Figured it out. The key is that git blame can specify date ranges (see https://git-scm.com/docs/git-blame, section "SPECIFYING RANGES"). Assume 123456 is the commit I want to compare to. With
git blame 123456..
"lines that have not changed since the range boundary [...] are blamed for that range boundary commit", that is, it will show everything that hasn't changed since that commit as "^123456". Thus, per file, the answer to my question is
git blame 123456.. $file | grep -P "^\^123456" | wc -l # unchanged since
git blame 123456.. $file | grep -Pv "^\^123456" | wc -l # new since
Wrapped into bash script to go over all files in repo (git ls-files) and printing pretty:
#!/bin/bash
total_lines=0;
total_lines_unchanged=0;
total_lines_new=0;
echo "--- total unchanged new filename ---"

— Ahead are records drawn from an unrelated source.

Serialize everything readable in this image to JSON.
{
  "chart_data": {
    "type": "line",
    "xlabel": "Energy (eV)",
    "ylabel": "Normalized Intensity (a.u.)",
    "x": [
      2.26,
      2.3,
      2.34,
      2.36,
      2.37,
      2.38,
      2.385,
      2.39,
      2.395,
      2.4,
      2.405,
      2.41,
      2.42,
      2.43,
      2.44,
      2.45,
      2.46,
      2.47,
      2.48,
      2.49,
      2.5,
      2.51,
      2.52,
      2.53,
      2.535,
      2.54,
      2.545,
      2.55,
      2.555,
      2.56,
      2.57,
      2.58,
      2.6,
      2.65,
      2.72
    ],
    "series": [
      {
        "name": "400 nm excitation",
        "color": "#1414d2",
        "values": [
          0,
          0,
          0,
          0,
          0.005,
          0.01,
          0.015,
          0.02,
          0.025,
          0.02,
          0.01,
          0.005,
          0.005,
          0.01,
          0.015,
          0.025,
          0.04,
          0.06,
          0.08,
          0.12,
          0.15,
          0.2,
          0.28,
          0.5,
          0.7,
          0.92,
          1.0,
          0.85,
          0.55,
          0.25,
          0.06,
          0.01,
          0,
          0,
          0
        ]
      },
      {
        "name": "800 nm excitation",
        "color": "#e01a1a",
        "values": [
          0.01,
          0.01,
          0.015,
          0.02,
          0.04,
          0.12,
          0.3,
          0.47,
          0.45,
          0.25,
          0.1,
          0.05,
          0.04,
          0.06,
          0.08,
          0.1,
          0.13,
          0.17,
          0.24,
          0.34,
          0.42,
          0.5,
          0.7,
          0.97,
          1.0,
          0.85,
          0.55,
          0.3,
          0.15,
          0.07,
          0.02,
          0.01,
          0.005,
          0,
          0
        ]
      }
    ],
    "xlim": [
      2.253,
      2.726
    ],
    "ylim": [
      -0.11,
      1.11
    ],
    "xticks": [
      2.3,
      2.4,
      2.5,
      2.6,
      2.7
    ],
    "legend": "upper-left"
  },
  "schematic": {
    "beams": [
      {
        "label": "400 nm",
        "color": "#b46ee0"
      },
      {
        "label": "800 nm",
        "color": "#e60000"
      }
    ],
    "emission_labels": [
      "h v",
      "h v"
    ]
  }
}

for file in `git ls-files | \
<can do some filtering of files here with grep>`
do
# calculate stats for this file
lines=`cat $file | wc -l`
lines_unchanged=`git blame 123456.. $file | grep -P "^\^123456" | wc -l`
lines_new=`git blame 123456.. $file | grep -Pv "^\^123456" | wc -l`
# print pretty
lines_pretty="$(printf "%6d" $lines)"
lines_unchanged_pretty="$(printf "%6d" $lines_unchanged)"
lines_new_pretty="$(printf "%6d" $lines_new)"
echo "$lines_pretty $lines_unchanged_pretty $lines_new_pretty $file"
# add to total
total_lines=$(($total_lines + $lines))
total_lines_unchanged=$(($total_lines_unchanged + $lines_unchanged))
total_lines_new=$(($total_lines_new + $lines_new))
done
# print total
echo "--- total unchanged new ---"
lines_pretty="$(printf "%6d" $total_lines)"
lines_unchanged_pretty="$(printf "%6d" $total_lines_unchanged)"
lines_new_pretty="$(printf "%6d" $total_lines_new)"
echo "$lines_pretty $lines_unchanged_pretty $lines_new_pretty TOTAL"
Thanks to Gregg for his answer, which had me look into the options for git-blame more!